Il senso di limite e di natura umana sono ripresi anche all’interno della mostra Capire il cambiamento climatico, experience exhibition di National Geographic visitabile al Museo di Storia Naturale di Milano.

I limiti, in questo caso, non sono dell’uomo ma della natura. Per la prima volta sono stati dedicati 300 metri quadri per esprimere, attraverso 300 immagini, le meraviglie naturali del nostro Pianeta, in contrasto alle catastrofi dovute al cambiamento climatico. Il tutto curato e sapientemente allestito attraverso un percorso sequenziale suddiviso in 3 sezioni: esperienza, consapevolezza e azione.

Gli scenari sono spaventosi, ma bisogna essere informati e sul pezzo per poter agire. Nelle diverse sezioni della consapevolezza si parla di fusione dei ghiacciai, rifiuti, microplastiche, catena alimentare, consumi e sprechi, aumento delle temperature, gas serra, produzione sostenibile.

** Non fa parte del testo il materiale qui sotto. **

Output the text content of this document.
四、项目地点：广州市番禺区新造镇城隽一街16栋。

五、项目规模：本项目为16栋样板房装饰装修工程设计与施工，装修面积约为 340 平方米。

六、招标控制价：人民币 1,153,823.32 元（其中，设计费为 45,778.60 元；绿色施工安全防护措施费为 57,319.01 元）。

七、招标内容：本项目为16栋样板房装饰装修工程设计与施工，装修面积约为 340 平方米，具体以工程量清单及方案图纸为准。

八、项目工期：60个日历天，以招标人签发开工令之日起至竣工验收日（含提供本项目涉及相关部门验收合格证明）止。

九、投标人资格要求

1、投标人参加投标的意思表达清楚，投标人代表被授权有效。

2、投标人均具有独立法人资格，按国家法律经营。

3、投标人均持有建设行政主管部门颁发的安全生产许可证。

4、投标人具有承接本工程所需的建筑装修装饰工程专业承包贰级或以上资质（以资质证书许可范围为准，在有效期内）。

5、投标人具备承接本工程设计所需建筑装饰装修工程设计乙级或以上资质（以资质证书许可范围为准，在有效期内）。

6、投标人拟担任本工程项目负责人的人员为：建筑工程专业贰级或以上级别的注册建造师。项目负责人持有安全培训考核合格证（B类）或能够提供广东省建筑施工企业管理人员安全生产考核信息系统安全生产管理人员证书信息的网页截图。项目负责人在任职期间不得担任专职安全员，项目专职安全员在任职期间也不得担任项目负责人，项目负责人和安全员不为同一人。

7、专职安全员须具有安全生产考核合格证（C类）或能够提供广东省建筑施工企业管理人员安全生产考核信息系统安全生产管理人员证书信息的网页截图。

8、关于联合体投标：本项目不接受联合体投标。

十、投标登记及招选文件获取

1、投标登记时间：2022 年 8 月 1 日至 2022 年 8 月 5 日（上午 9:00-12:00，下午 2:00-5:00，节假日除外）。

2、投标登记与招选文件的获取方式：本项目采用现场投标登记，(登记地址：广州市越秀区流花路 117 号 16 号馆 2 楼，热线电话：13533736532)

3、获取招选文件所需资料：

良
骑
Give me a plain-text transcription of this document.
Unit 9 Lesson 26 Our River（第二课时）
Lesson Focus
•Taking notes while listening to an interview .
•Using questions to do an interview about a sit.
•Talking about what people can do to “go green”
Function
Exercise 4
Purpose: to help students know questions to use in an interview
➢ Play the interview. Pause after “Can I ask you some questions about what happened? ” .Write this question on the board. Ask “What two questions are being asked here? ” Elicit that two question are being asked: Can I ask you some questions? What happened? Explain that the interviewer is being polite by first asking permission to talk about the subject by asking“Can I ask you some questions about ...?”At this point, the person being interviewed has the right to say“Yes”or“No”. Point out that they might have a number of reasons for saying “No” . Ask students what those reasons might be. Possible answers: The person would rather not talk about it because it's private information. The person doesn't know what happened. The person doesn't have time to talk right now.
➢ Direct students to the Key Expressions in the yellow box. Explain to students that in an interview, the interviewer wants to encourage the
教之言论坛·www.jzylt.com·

Le fusioni dei ghiacciai, soprattutto polari, e la dilatazione termica dell’acqua più calda determinano l’aumento dei livelli marini. Sono già saliti di circa 20 cm nell’ultimo secolo – attualmente di 3,4 mm/anno – e si teme che entro il 2100 possano aumentare ancora tra 40 cm (scenario più ottimistico) e circa un metro, allagando le terre abitate da centinaia di milioni di persone e dando luogo a migrazioni umane epocali.

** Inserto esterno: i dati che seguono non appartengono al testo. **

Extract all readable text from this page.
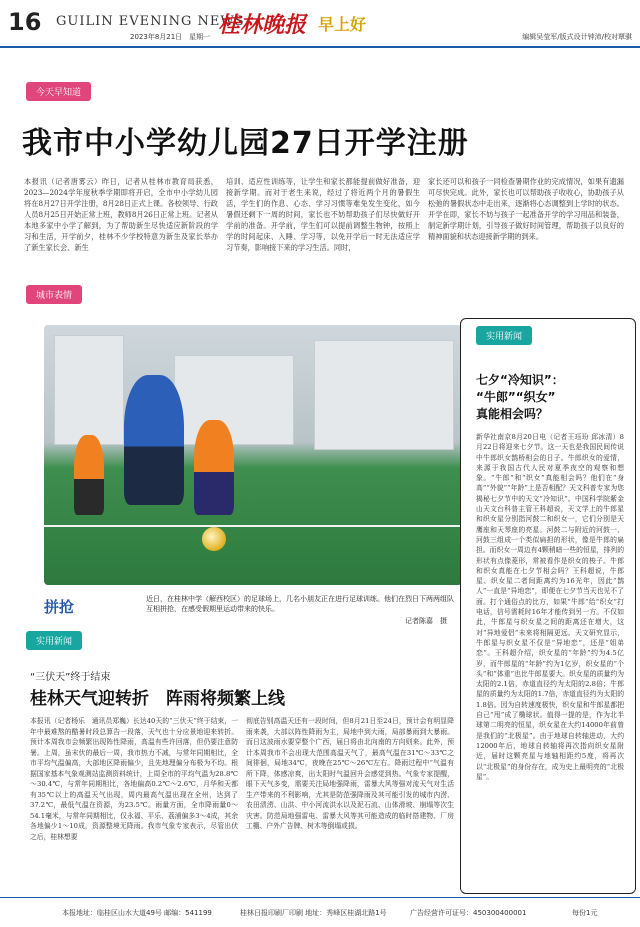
16 GUILIN EVENING NEWS
2023年8月21日　星期一 桂林晚报 早上好
编辑吴莹军/版式设计钟沛/校对覃骐
今天早知道
我市中小学幼儿园27日开学注册
本报讯（记者唐雾云）昨日，记者从桂林市教育局获悉，2023—2024学年度秋季学期即将开启，全市中小学幼儿园将在8月27日开学注册，8月28日正式上课。各校领导、行政人员8月25日开始正常上班，教师8月26日正常上班。记者从本地多家中小学了解到，为了帮助新生尽快适应新阶段的学习和生活，开学前夕，桂林不少学校特意为新生及家长举办了新生家长会、新生
培训、适应性训练等，让学生和家长都能提前做好准备，迎接新学期。而对于老生来说，经过了将近两个月的暑假生活，学生们的作息、心态、学习习惯等难免发生变化，如今暑假还剩下一周的时间，家长也不妨帮助孩子们尽快做好开学前的准备。开学前，学生们可以提前调整生物钟，按照上学的时间起床、入睡、学习等，以免开学后一时无法适应学习节奏，影响接下来的学习生活。同时，
家长还可以和孩子一同检查暑期作业的完成情况，如果有遗漏可尽快完成。此外，家长也可以帮助孩子收收心，协助孩子从松弛的暑假状态中走出来，逐渐将心态调整到上学时的状态。开学在即，家长不妨与孩子一起准备开学的学习用品和装备，制定新学期计划，引导孩子做好时间管理，帮助孩子以良好的精神面貌和状态迎接新学期的到来。
城市表情
拼抢	近日，在桂林中学（解西校区）的足球场上，几名小朋友正在进行足球训练。他们在烈日下两两组队互相拼抢，在感受假期里运动带来的快乐。
记者陈嘉　摄
实用新闻
七夕“冷知识”：
“牛郎”“织女”
真能相会吗？
新华社南京8月20日电（记者王珏玢 邱冰清）8月22日将迎来七夕节。这一天也是我国民间传说中牛郎织女鹊桥相会的日子。牛郎织女的爱情，来源于我国古代人民对夏季夜空的观察和想象。“牛郎”和“织女”真能相会吗？他们在“身高”“外貌”“年龄”上是否相配？天文科普专家为您揭秘七夕节中的天文“冷知识”。中国科学院紫金山天文台科普主管王科超说，天文学上的牛郎星和织女星分别指河鼓二和织女一，它们分别是天鹰座和天琴座的亮星。河鼓二与附近的河鼓一、河鼓三组成一个类似扁担的形状，像是牛郎的扁担。而织女一周边有4颗稍暗一些的恒星，排列的形状有点像菱形，常被看作是织女的梭子。牛郎和织女真能在七夕节相会吗？王科超说，牛郎星、织女星二者间距离约为16光年，因此“鹊人”一直是“异地恋”，即便在七夕节当天也见不了面。打个通俗点的比方，如果“牛郎”给“织女”打电话，信号需耗时16年才能传到另一方。不仅如此，牛郎星与织女星之间的距离还在增大，这对“异地爱侣”未来将相隔更远。天文研究显示，牛郎星与织女星不仅是“异地恋”，还是“姐弟恋”。王科超介绍，织女星的“年龄”约为4.5亿岁，而牛郎星的“年龄”约为1亿岁，织女星的“个头”和“体重”也比牛郎星要大。织女星的质量约为太阳的2.1倍，赤道直径约为太阳的2.8倍；牛郎星的质量约为太阳的1.7倍，赤道直径约为太阳的1.8倍。因为自转速度极快，织女星和牛郎星都把自己“甩”成了椭球状。值得一提的是，作为北半球第二明亮的恒星，织女星在大约14000年前曾是我们的“北极星”。由于地球自转轴进动，大约12000年后，地球自转轴将再次指向织女星附近，届时这颗亮星与地轴相距约5度，将再次以“北极星”的身份存在，成为史上最明亮的“北极星”。
实用新闻
“三伏天”终于结束
桂林天气迎转折　阵雨将频繁上线
本报讯（记者杨乐　通讯员郑巍）长达40天的“三伏天”终于结束，一年中最难熬的酷暑时段总算告一段落，天气也十分应景地迎来转折。预计本周我市会频繁出现阵性降雨，高温有些许回落，但仍要注意防暑。上周，虽末伏的最后一周，我市热力不减，与常年同期相比，全市平均气温偏高，大部地区降雨偏少，且先地理偏分布极为不均。根据国家基本气象观测站监测资料统计，上周全市的平均气温为28.8℃～30.4℃，与常年同期相比，各地偏高0.2℃～2.6℃，月华和天都有35℃以上的高温天气出现，周内最高气温出现在全州，达到了37.2℃，最低气温在资源，为23.5℃。雨量方面，全市降雨量0～54.1毫米，与常年同期相比，仅永福、平乐、荔浦偏多3～4成，其余各地偏少1～10成，资源整境无降雨。我市气象专家表示，尽管出伏之后，桂林想要
彻底告别高温天还有一段时间，但8月21日至24日，预计会有明显降雨来袭，大部以阵性降雨为主，局地中到大雨，局部暴雨到大暴雨。而日这波雨水要穿整个广西，届日将由北向南的方向则来。此外，预计本周我市不会出现大范围高温天气了，最高气温在31℃～33℃之间徘徊，局地34℃，夜晚在25℃～26℃左右。降雨过程中“气温有所下降，体感凉爽，出太阳时气温回升会感觉到热。气象专家提醒，眼下天气多变，需要关注局地强降雨，雷暴大风等强对流天气对生活生产带来的不利影响，尤其是防范强降雨及其可能引发的城市内涝、农田渍涝、山洪、中小河流洪水以及泥石流、山体滑坡、崩塌等次生灾害。防范局地强雷电、雷暴大风等其可能造成的临时搭建物、厂房工棚、户外广告牌、树木等倒塌或损。
本报地址：临桂区山水大道49号 邮编：541199	桂林日报印刷厂印刷 地址：秀峰区桂湖北路1号	广告经营许可证号：450300400001	每份1元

Per incuria o per dolo, ogni anno vengono scaricate nei mari di tutto il pianeta 8 milioni di tonnellate di plastica, che le correnti concentrano in cinque vortici come gigantesche isole galleggianti di poltiglia di rifiuti (plastic gryes).

Uccelli e altri animali marini confondono la plastica con il cibo, la ingeriscono fino a morire con lo stomaco pieno, o restino intrappolati in reti da pesca e borse di plastica. Inoltre con il tempo i rifiuti si sminuzzano in piccoli frammenti, le microplastiche entrano nelle catene alimentari arrivando fino ai nostri piatti attraverso il pesce e il sale marino.

L’aumento delle temperature medie planetarie (circa +1°C dal 1850) è l’effetto più evidente dei cambiamenti climatici antropogenici. I 5 anni più caldi in oltre un secolo e mezzo di sono concentrati dal 2014 in poi, e il 2016 è stato per ora l’anno più caldo di tutti (fonte MetOffice Hadley Center).

Ogni europeo emette in media circa 7 tonnellate di gas serra all’anno (CO2 equivalente). Lo fa in diversi modi: principalmente bruciando combustibili fossili per generare energia elettrica (28% delle emissioni), per muovere automobili, treni, navi, aerei (27%), per far funzionare le industrie e fabbricare i beni di consumo (18%), per riscaldare case, uffici, e negozi (13%, considerando solo gas e gasolio consumati negli edifici, escludendo i consumi elettrici).

Una considerevole frazione di gas serra (11%) viene emessa inoltre per produrre cibo tramite l’agricoltura, l’allevamento e la pesca (trattori, processi chimici di produzione di fertilizzanti oltre al rilascio di metano dall’apparato digerente dei bovini), e anche per smaltire i rifiuti (3%).In un’economia ancora basata su petrolio, gas e carbone, pressoché tutto ciò che facciamo e acquistiamo comporta emissioni-serra: il livello di consumi e di sprechi è proporzionale al nostro impatto sul clima (fonte European Enviroment Agency).

La sezione della mostra sull’azione mi ha fatto pensare al documentario che ho visto lo scorso 12 aprile, FREE SOLO.
A sua volta, l’arrampicata, in quanto atto di muovere in maniera sapiente mani, piedi e mente verso un’unica direzione, mi ha ispirata in quanto atto di perseveranza nei confronti del cambiamento climatico.

Nella disciplina del free solo è la persona, nella sua individualità, che deve raggiungere l’obiettivo di salire in vetta; nella lotta al cambiamento climatico è la comunità, le singole persone insieme, che devono raggiungere un’obiettivo comune, in maniera armonica e coordinata.

Che sia Greta o altri leader mondiali, l’importante è il messaggio condiviso e da condividere, non il messaggero. Perché, tanto nel free solo quanto nella lotta ai cambiamenti climatici, nonostante gli obiettivi sfidanti, è la persona al centro della natura, sistema finito e con dei limiti da preservare. Insieme.